Serzone had no sexual side effects, no weight gain, nothing. It was the best thing for me. So I am not looking forward to changing meds. Is there another drug out there (not a benzo) that might work? Should I feel safe with Gabitril?

Please help!

 

Re: Gabitril to Replace for Serzone to Treat Insomnia?

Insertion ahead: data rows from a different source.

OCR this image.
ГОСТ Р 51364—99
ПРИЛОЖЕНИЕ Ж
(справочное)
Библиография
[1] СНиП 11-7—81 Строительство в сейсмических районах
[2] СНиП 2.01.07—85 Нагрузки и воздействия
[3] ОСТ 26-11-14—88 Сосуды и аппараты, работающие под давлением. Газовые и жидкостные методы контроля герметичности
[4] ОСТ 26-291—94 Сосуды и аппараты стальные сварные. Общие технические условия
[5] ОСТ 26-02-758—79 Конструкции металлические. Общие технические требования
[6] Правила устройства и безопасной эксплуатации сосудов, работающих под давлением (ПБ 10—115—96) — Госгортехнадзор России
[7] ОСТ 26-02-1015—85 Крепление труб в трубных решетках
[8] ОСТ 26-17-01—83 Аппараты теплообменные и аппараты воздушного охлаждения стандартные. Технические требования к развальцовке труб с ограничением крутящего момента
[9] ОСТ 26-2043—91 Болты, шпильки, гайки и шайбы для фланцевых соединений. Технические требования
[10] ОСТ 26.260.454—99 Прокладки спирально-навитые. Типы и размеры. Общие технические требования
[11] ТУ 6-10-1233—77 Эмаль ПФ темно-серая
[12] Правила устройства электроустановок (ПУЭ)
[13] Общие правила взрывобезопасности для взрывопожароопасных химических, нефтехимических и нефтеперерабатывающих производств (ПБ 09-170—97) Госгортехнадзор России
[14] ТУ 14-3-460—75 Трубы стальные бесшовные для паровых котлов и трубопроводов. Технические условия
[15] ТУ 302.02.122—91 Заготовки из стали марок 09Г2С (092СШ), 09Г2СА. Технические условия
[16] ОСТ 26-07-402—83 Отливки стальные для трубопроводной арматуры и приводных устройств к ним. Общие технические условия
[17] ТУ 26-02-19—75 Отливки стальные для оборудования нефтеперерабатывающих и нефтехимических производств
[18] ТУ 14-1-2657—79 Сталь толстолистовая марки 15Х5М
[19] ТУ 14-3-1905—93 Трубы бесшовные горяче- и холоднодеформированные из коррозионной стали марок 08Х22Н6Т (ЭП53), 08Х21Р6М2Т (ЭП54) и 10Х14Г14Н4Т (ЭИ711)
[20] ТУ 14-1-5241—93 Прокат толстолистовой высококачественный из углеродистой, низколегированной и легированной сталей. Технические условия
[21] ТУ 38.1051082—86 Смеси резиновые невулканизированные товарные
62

Posted by marshall on April 14, 2002, at 20:54:50

In reply to Gabitril to Replace for Serzone to Treat Insomnia?, posted by beardedlady on March 1, 2002, at 8:15:13

> I don't have anything but insomnia--and panic related to not sleeping. It developed three years ago, when my daughter quit nursing (and I had a few other crises). I've been on Serzone, after tries with Zoloft, Trazadone, Zanax. It has worked great! But now, because of the BLACK BOX (liver failure), I have to go on something different. My doctor prescribed Gabitril. I'm scared to death, of course.
>
> Does anyone know if this is supposed to work? I'm afraid of all the side effects, even though my doc said I'll only be taking 4 to 8 mg. (I'm not depressed or anything else--except about this!) I took 2mg. last night and had a panic attack (just from the anxiety of the whole situation, though; I don't think it was the Gabitril. Or was it?). I finally took a sleeping pill so I could get some sleep.
>
> Serzone had no sexual side effects, no weight gain, nothing. It was the best thing for me. So I am not looking forward to changing meds. Is there another drug out there (not a benzo) that might work? Should I feel safe with Gabitril?
>
> Please help!

Listen: The chance of getting liver failure from Serzone is 1 in 250,000 patient-years. Means you have a 1 in 250,000 chance every year you're on it. Consider your chances of dying in a car wreck are 1 in 5,900 in the U.S. and being struck by lightning is about 1 in 11,000. Put that into perspective. I've known several people who got anxious about Serzone, quit it, then returned. Consider trazadone as the most similar drug to Serzone (generic name nefazadone)especially for insomnia.
Gabitril isn't related to Serzone in any way except it's a psychotropic. It's claim to fame as an anxiolytic is interesting: there's only one reference TOTAL, of a German group using 15mg. a day in 4 patients for panic, and one couldn't tolerate it. There's also an "open field" rat study showing Gabitril will inhibit a rat's normal inclination to be furtive and avoid an open field. Tests are underway. Seems to have a lot of side effects.